80 years, 1,500 deaths: Suicide deterrent nets going up at Golden Gate Bridge

80 years, 1,500 deaths: Suicide deterrent nets going up at Golden Gate Bridge
Work crews are set to begin attachment of a stainless steel net to the Golden Gate Bridge in order to deter further suicide attempts from San Francisco's internationally-renowned landmark.

Bay Area officials, including US House Minority Leader Nancy Pelosi, and families of people who have jumped to their death were on hand Thursday to mark the beginning of work on the so-called "deterrent nets."

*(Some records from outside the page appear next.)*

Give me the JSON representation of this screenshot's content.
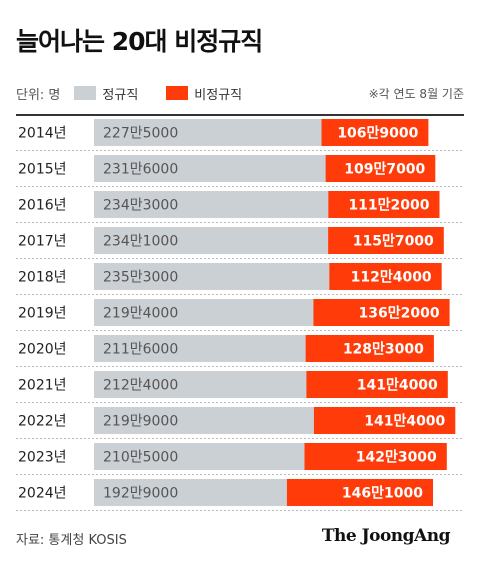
{
  "title": "늘어나는 20대 비정규직",
  "legend": {
    "unit": "단위: 명",
    "regular_label": "정규직",
    "irregular_label": "비정규직",
    "note": "※각 연도 8월 기준"
  },
  "colors": {
    "regular": "#cbd0d5",
    "irregular": "#ff3b0a"
  },
  "source": "자료: 통계청 KOSIS",
  "brand": "The JoongAng",
  "chart_data": {
    "type": "bar",
    "stacked": true,
    "orientation": "horizontal",
    "title": "늘어나는 20대 비정규직",
    "unit": "명",
    "categories": [
      "2014년",
      "2015년",
      "2016년",
      "2017년",
      "2018년",
      "2019년",
      "2020년",
      "2021년",
      "2022년",
      "2023년",
      "2024년"
    ],
    "series": [
      {
        "name": "정규직",
        "values": [
          2275000,
          2316000,
          2343000,
          2341000,
          2353000,
          2194000,
          2116000,
          2124000,
          2199000,
          2105000,
          1929000
        ],
        "labels": [
          "227만5000",
          "231만6000",
          "234만3000",
          "234만1000",
          "235만3000",
          "219만4000",
          "211만6000",
          "212만4000",
          "219만9000",
          "210만5000",
          "192만9000"
        ]
      },
      {
        "name": "비정규직",
        "values": [
          1069000,
          1097000,
          1112000,
          1157000,
          1124000,
          1362000,
          1283000,
          1414000,
          1414000,
          1423000,
          1461000
        ],
        "labels": [
          "106만9000",
          "109만7000",
          "111만2000",
          "115만7000",
          "112만4000",
          "136만2000",
          "128만3000",
          "141만4000",
          "141만4000",
          "142만3000",
          "146만1000"
        ]
      }
    ]
  }
}
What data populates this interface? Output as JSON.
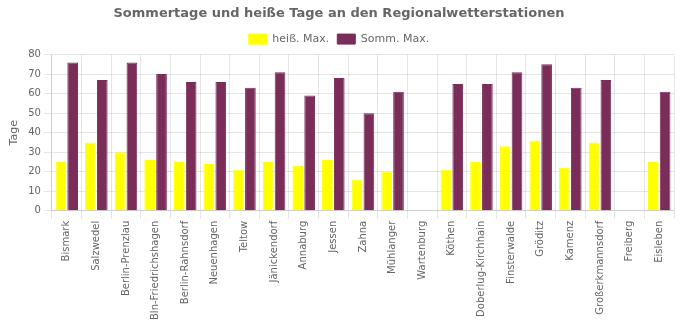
{
  "chart_data": {
    "type": "bar",
    "title": "Sommertage und heiße Tage an den Regionalwetterstationen",
    "ylabel": "Tage",
    "categories": [
      "Bismark",
      "Salzwedel",
      "Berlin-Prenzlau",
      "Bln-Friedrichshagen",
      "Berlin-Rahnsdorf",
      "Neuenhagen",
      "Teltow",
      "Jänickendorf",
      "Annaburg",
      "Jessen",
      "Zahna",
      "Mühlanger",
      "Wartenburg",
      "Köthen",
      "Doberlug-Kirchhain",
      "Finsterwalde",
      "Gröditz",
      "Kamenz",
      "Großerkmannsdorf",
      "Freiberg",
      "Eisleben"
    ],
    "series": [
      {
        "name": "heiß. Max.",
        "color": "#FFFF00",
        "values": [
          25,
          35,
          30,
          26,
          25,
          24,
          21,
          25,
          23,
          26,
          16,
          20,
          0,
          21,
          25,
          33,
          36,
          22,
          35,
          0,
          25
        ]
      },
      {
        "name": "Somm. Max.",
        "color": "#7B2D5A",
        "values": [
          76,
          67,
          76,
          70,
          66,
          66,
          63,
          71,
          59,
          68,
          50,
          61,
          0,
          65,
          65,
          71,
          75,
          63,
          67,
          0,
          61
        ]
      }
    ],
    "ylim": [
      0,
      80
    ],
    "yticks": [
      0,
      10,
      20,
      30,
      40,
      50,
      60,
      70,
      80
    ],
    "grid": true,
    "legend": "top"
  }
}
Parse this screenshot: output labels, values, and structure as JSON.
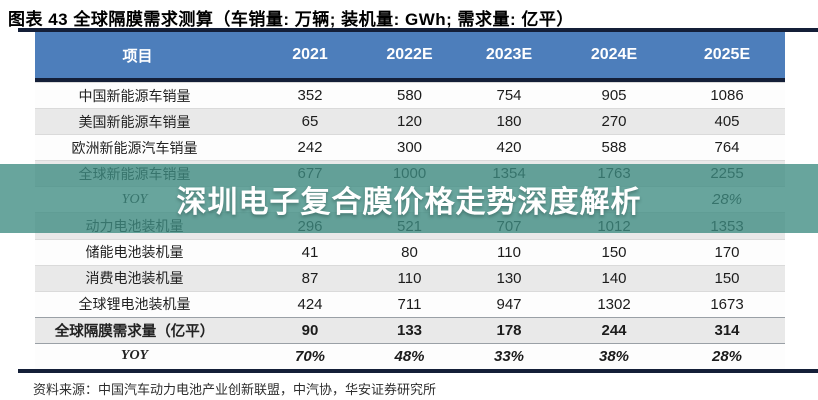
{
  "title": "图表 43 全球隔膜需求测算（车销量: 万辆; 装机量: GWh; 需求量: 亿平）",
  "table": {
    "header": {
      "item": "项目",
      "cols": [
        "2021",
        "2022E",
        "2023E",
        "2024E",
        "2025E"
      ]
    },
    "rows": [
      {
        "label": "中国新能源车销量",
        "values": [
          "352",
          "580",
          "754",
          "905",
          "1086"
        ]
      },
      {
        "label": "美国新能源车销量",
        "values": [
          "65",
          "120",
          "180",
          "270",
          "405"
        ]
      },
      {
        "label": "欧洲新能源汽车销量",
        "values": [
          "242",
          "300",
          "420",
          "588",
          "764"
        ]
      },
      {
        "label": "全球新能源车销量",
        "values": [
          "677",
          "1000",
          "1354",
          "1763",
          "2255"
        ]
      },
      {
        "label": "YOY",
        "values": [
          "",
          "",
          "",
          "",
          "28%"
        ]
      },
      {
        "label": "动力电池装机量",
        "values": [
          "296",
          "521",
          "707",
          "1012",
          "1353"
        ]
      },
      {
        "label": "储能电池装机量",
        "values": [
          "41",
          "80",
          "110",
          "150",
          "170"
        ]
      },
      {
        "label": "消费电池装机量",
        "values": [
          "87",
          "110",
          "130",
          "140",
          "150"
        ]
      },
      {
        "label": "全球锂电池装机量",
        "values": [
          "424",
          "711",
          "947",
          "1302",
          "1673"
        ]
      },
      {
        "label": "全球隔膜需求量（亿平）",
        "values": [
          "90",
          "133",
          "178",
          "244",
          "314"
        ]
      },
      {
        "label": "YOY",
        "values": [
          "70%",
          "48%",
          "33%",
          "38%",
          "28%"
        ]
      }
    ]
  },
  "watermark": {
    "text": "深圳电子复合膜价格走势深度解析",
    "band_color": "#3e8c82"
  },
  "source": "资料来源：中国汽车动力电池产业创新联盟，中汽协，华安证券研究所",
  "colors": {
    "header_bg": "#4d7ebb",
    "header_text": "#ffffff",
    "dark_rule": "#141f38",
    "stripe": "#e9e9e9",
    "body_text": "#1c1c1c"
  },
  "chart_data": {
    "type": "table",
    "title": "全球隔膜需求测算",
    "units": {
      "车销量": "万辆",
      "装机量": "GWh",
      "需求量": "亿平"
    },
    "categories": [
      "2021",
      "2022E",
      "2023E",
      "2024E",
      "2025E"
    ],
    "series": [
      {
        "name": "中国新能源车销量",
        "values": [
          352,
          580,
          754,
          905,
          1086
        ]
      },
      {
        "name": "美国新能源车销量",
        "values": [
          65,
          120,
          180,
          270,
          405
        ]
      },
      {
        "name": "欧洲新能源汽车销量",
        "values": [
          242,
          300,
          420,
          588,
          764
        ]
      },
      {
        "name": "全球新能源车销量",
        "values": [
          677,
          1000,
          1354,
          1763,
          2255
        ]
      },
      {
        "name": "动力电池装机量",
        "values": [
          296,
          521,
          707,
          1012,
          1353
        ]
      },
      {
        "name": "储能电池装机量",
        "values": [
          41,
          80,
          110,
          150,
          170
        ]
      },
      {
        "name": "消费电池装机量",
        "values": [
          87,
          110,
          130,
          140,
          150
        ]
      },
      {
        "name": "全球锂电池装机量",
        "values": [
          424,
          711,
          947,
          1302,
          1673
        ]
      },
      {
        "name": "全球隔膜需求量（亿平）",
        "values": [
          90,
          133,
          178,
          244,
          314
        ]
      },
      {
        "name": "全球隔膜需求量YOY",
        "values": [
          "70%",
          "48%",
          "33%",
          "38%",
          "28%"
        ]
      }
    ]
  }
}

The barriers will protrude 20 feet from both sides of the 8,981-foot bridge, at about 20 feet below the Golden Gate's sidewalk.

Construction will take about four years at a cost of $211 million, according to reports. The funding comes from state and federal sources.

"People would say to us, 'Isn’t that a lot of money for a barrier? For a net?' And I would say, 'No it’s not a lot of money for a life. For all of these lives'," said Pelosi.

"Together we are acting on a deep moral imperative to save lives wherever we can," she added.

More than 1,500 people are believed to have died by falling or jumping off the 80-year-old bridge since it was built. There were 133 attempted suicides in the first half of 2016 alone, the San Francisco Chronicle reported, with 112 of those people stopped by Bridge Patrol agents. Overall, 39 people committed suicide at the Golden Gate Bridge in 2016.

Young people under the age of 25 have increasingly flocked to the bridge to attempt suicide, according to the Golden Gate's Bridge Patrol Department.

Past studies have indicated that those who unsuccessfully attempt suicide are highly unlikely to kill themselves at a later date, KPIX reported.

"Today marks the beginning of the end of suicides on the Golden Gate Bridge," said Kymberlyrenee Gamboa, whose 18-year-old son jumped off the bridge to his death in 2013.

Suicide at the Golden Gate Bridge has long been a subject of fascination in popular culture. Rock songs and a documentary have explored the phenomenon. There is about a 98-percent fatality rate for those who take the four-second, 245-foot fall into the San Francisco Bay, according to past reports by the Chronicle.